Louisiana communities battered by Ida faced a new danger as they began the massive task of clearing debris and repairing damage from the storm: the possibility of weeks without power in the stifling, late-summer heat.
Entergy said a crew of at least 20,000 will take several days to assess the damage in New Orleans and southeast Louisiana caused by Hurricane Ida’s landfall on Sunday.
As of Monday, nearly 900,000 customers had no power, and the New Orleans-based power company estimated that based on the damage, customers in the direct path of the storm face extended outages.
Energy and chemical companies throughout the region were surveying damage.
Exxon Mobil said its Baton Rouge Fuels Terminal in Louisiana reopened operations Monday while its Hoover platform in the Gulf of Mexico suffered no storm damage and crews are starting to resume normal operations.
Colonial Pipeline said late Monday it expected to return Lines 1 and 2 — located between Houston and Greensboro, North Carolina — to service in the evening, pending successful completion of all restart protocols.
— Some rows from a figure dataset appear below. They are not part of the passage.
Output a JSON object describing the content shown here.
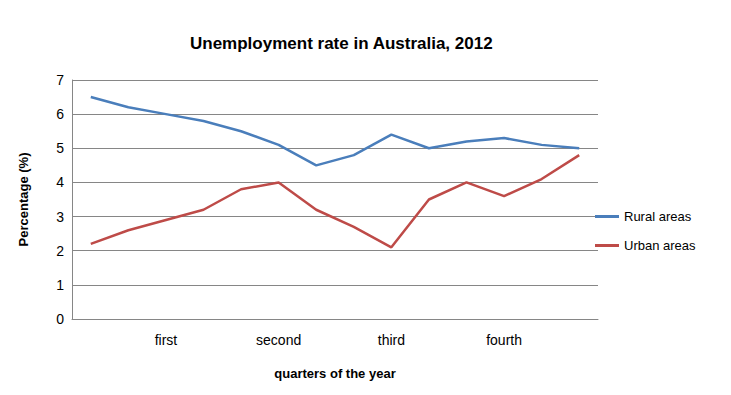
{
  "chart_data": {
    "type": "line",
    "title": "Unemployment rate in Australia, 2012",
    "x_label": "quarters of the year",
    "y_label": "Percentage (%)",
    "categories": [
      null,
      null,
      "first",
      null,
      null,
      "second",
      null,
      null,
      "third",
      null,
      null,
      "fourth",
      null,
      null
    ],
    "series": [
      {
        "name": "Rural areas",
        "color": "#4a7ebb",
        "values": [
          6.5,
          6.2,
          6.0,
          5.8,
          5.5,
          5.1,
          4.5,
          4.8,
          5.4,
          5.0,
          5.2,
          5.3,
          5.1,
          5.0
        ]
      },
      {
        "name": "Urban areas",
        "color": "#be4b48",
        "values": [
          2.2,
          2.6,
          2.9,
          3.2,
          3.8,
          4.0,
          3.2,
          2.7,
          2.1,
          3.5,
          4.0,
          3.6,
          4.1,
          4.8
        ]
      }
    ],
    "ylim": [
      0,
      7
    ],
    "yticks": [
      0,
      1,
      2,
      3,
      4,
      5,
      6,
      7
    ],
    "grid": true,
    "legend": "right"
  }
}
Meanwhile, Philips 66's refinery in Belle Chasse, Louisiana, remained shut down as of late Monday. The refinery took on some water, the company said. Its Gulf Coast lubricants plant in nearby Sulphur will reopen Tuesday.
Oil prices fell 1.3% Tuesday to $68.32 per barrel trading on the New York Mercantile Exchange.
The Environmental Protection Agency granted emergency fuel waivers for Louisiana and Mississippi through September 16. The move suspends requirements to sell low volatility gasoline which is required in the summer to limit the formation of ozone pollution.